At this time Sidney Rigdon, as a native of Pennsylvania, addressed a memorial to the Senate and House of Representatives of that State, setting forth what he and his co-religionists had suffered, and as the authorities of Missouri had refused him redress, he asked that "the whole delegation of Pennsylvania, in both houses, be instructed to use all their influence in the national councils to have redress granted." Nothing advantageous to the exiles was ever heard from either the memorial to Congress or that to the Legislature of the "Keystone State." By revelation, Joseph had been instructed to "seek redress from the least in authority even to the greatest." In Missouri they began their petitions with the Justice of the Peace, and then ascended in regular gradation till they reached the Chief Executive of the State.
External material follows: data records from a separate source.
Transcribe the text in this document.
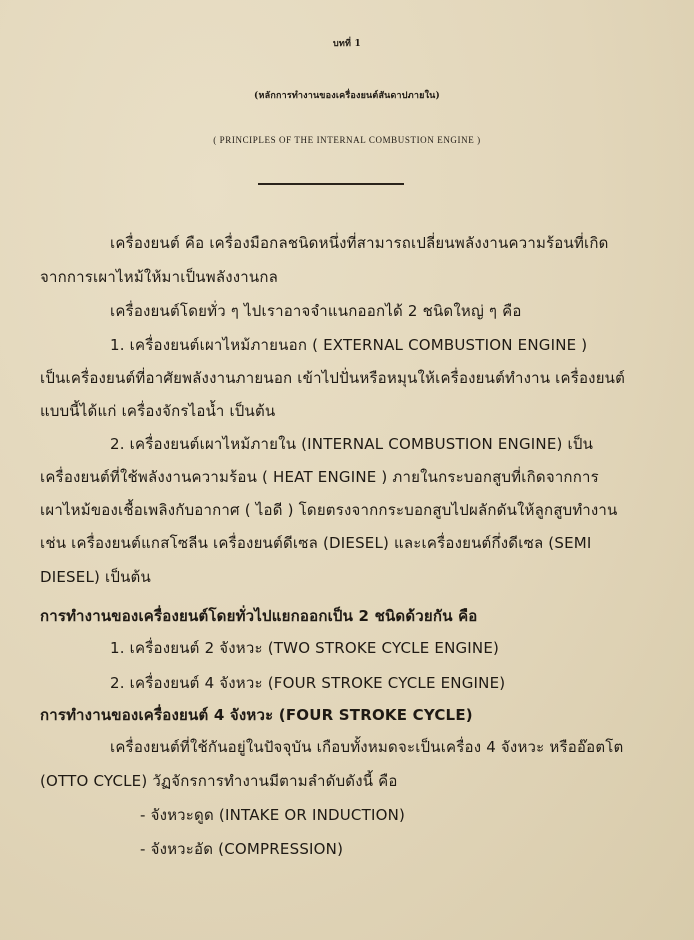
บทที่ 1
(หลักการทำงานของเครื่องยนต์สันดาปภายใน)
( PRINCIPLES OF THE INTERNAL COMBUSTION ENGINE )
เครื่องยนต์ คือ เครื่องมือกลชนิดหนึ่งที่สามารถเปลี่ยนพลังงานความร้อนที่เกิด
จากการเผาไหม้ให้มาเป็นพลังงานกล
เครื่องยนต์โดยทั่ว ๆ ไปเราอาจจำแนกออกได้ 2 ชนิดใหญ่ ๆ คือ
1. เครื่องยนต์เผาไหม้ภายนอก ( EXTERNAL COMBUSTION ENGINE )
เป็นเครื่องยนต์ที่อาศัยพลังงานภายนอก เข้าไปปั่นหรือหมุนให้เครื่องยนต์ทำงาน เครื่องยนต์
แบบนี้ได้แก่ เครื่องจักรไอน้ำ เป็นต้น
2. เครื่องยนต์เผาไหม้ภายใน (INTERNAL COMBUSTION ENGINE) เป็น
เครื่องยนต์ที่ใช้พลังงานความร้อน ( HEAT ENGINE ) ภายในกระบอกสูบที่เกิดจากการ
เผาไหม้ของเชื้อเพลิงกับอากาศ ( ไอดี ) โดยตรงจากกระบอกสูบไปผลักดันให้ลูกสูบทำงาน
เช่น เครื่องยนต์แกสโซลีน เครื่องยนต์ดีเซล (DIESEL) และเครื่องยนต์กึ่งดีเซล (SEMI
DIESEL) เป็นต้น
การทำงานของเครื่องยนต์โดยทั่วไปแยกออกเป็น 2 ชนิดด้วยกัน คือ
1. เครื่องยนต์ 2 จังหวะ (TWO STROKE CYCLE ENGINE)
2. เครื่องยนต์ 4 จังหวะ (FOUR STROKE CYCLE ENGINE)
การทำงานของเครื่องยนต์ 4 จังหวะ (FOUR STROKE CYCLE)
เครื่องยนต์ที่ใช้กันอยู่ในปัจจุบัน เกือบทั้งหมดจะเป็นเครื่อง 4 จังหวะ หรืออ๊อตโต
(OTTO CYCLE) วัฏจักรการทำงานมีตามลำดับดังนี้ คือ
- จังหวะดูด (INTAKE OR INDUCTION)
- จังหวะอัด (COMPRESSION)
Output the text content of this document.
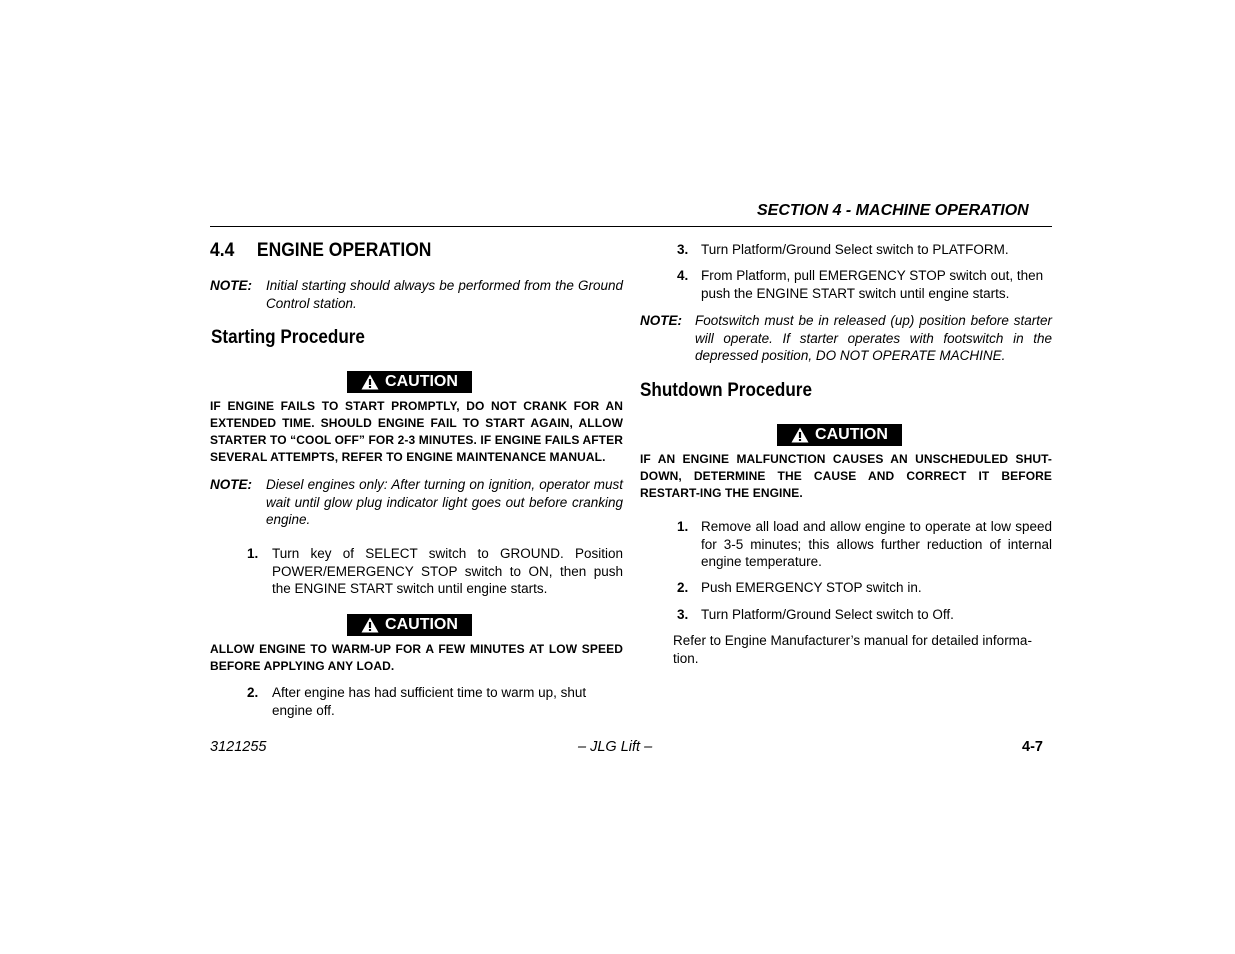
SECTION 4 - MACHINE OPERATION
4.4 ENGINE OPERATION
NOTE: Initial starting should always be performed from the Ground Control station.
Starting Procedure
CAUTION
IF ENGINE FAILS TO START PROMPTLY, DO NOT CRANK FOR AN EXTENDED TIME. SHOULD ENGINE FAIL TO START AGAIN, ALLOW STARTER TO “COOL OFF” FOR 2-3 MINUTES. IF ENGINE FAILS AFTER SEVERAL ATTEMPTS, REFER TO ENGINE MAINTENANCE MANUAL.
NOTE: Diesel engines only: After turning on ignition, operator must wait until glow plug indicator light goes out before cranking engine.
1. Turn key of SELECT switch to GROUND. Position POWER/EMERGENCY STOP switch to ON, then push the ENGINE START switch until engine starts.
CAUTION
ALLOW ENGINE TO WARM-UP FOR A FEW MINUTES AT LOW SPEED BEFORE APPLYING ANY LOAD.
2. After engine has had sufficient time to warm up, shut engine off.
3. Turn Platform/Ground Select switch to PLATFORM.
4. From Platform, pull EMERGENCY STOP switch out, then push the ENGINE START switch until engine starts.
NOTE: Footswitch must be in released (up) position before starter will operate. If starter operates with footswitch in the depressed position, DO NOT OPERATE MACHINE.
Shutdown Procedure
CAUTION
IF AN ENGINE MALFUNCTION CAUSES AN UNSCHEDULED SHUT-DOWN, DETERMINE THE CAUSE AND CORRECT IT BEFORE RESTART-ING THE ENGINE.
1. Remove all load and allow engine to operate at low speed for 3-5 minutes; this allows further reduction of internal engine temperature.
2. Push EMERGENCY STOP switch in.
3. Turn Platform/Ground Select switch to Off.
Refer to Engine Manufacturer’s manual for detailed informa-tion.
3121255	– JLG Lift –	4-7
They had finished their task for the time being, when they had memoralized Congress and laid their petition before the President of the United States. By their perseverance, and the official negative response that they everywhere received, it is understood by the Mormons that the whole national authority is culpable in the sight of Heaven, as participators in shedding the blood of the Saints in Missouri. This is the key to the bitterness of sentiment that may be heard in the Mormon Tabernacle, or read in the Mormon press, and the nation may be assured of this, that there never will be an end to it while Mormonism exists.[2] The claim to their lands in Jackson county will never be abandoned, nor will the Government be forgiven till the Mormons are restored to their "inheritances" in Missouri. They will never be silent, and when they reach the halls of Congress their senators and their representatives will be heard for ever demanding redress and restoration. It cannot be denied that there is justice in their claim.

Satisfied that compensation for the past was not to be hoped for at the seat of government, the Prophet and his friends returned to Nauvoo. Protection for the future was only to be found in their own ability to cope with their enemies, and with that conclusion they set themselves to work to provide for contingencies.

  1. "Seer," p. 197.
  2. "If the Government cannot protect citizens in their lives and property, it is an old granny, anyhow, and I prophesy, in the name of the Lord God of Israel, that unless the United States redress the wrongs committed upon the Saints in the State of Missouri, and punish the crimes committed by her officers, that in a few years the Government will be utterly overthrown and wasted, and there will not be so much as a potsherd left, for their wickedness in permitting the murder of men, women, and children, and the wholesale plunder and extermination of thousands of her citizens, to go unpunished."—Joseph Smith's Autobiography.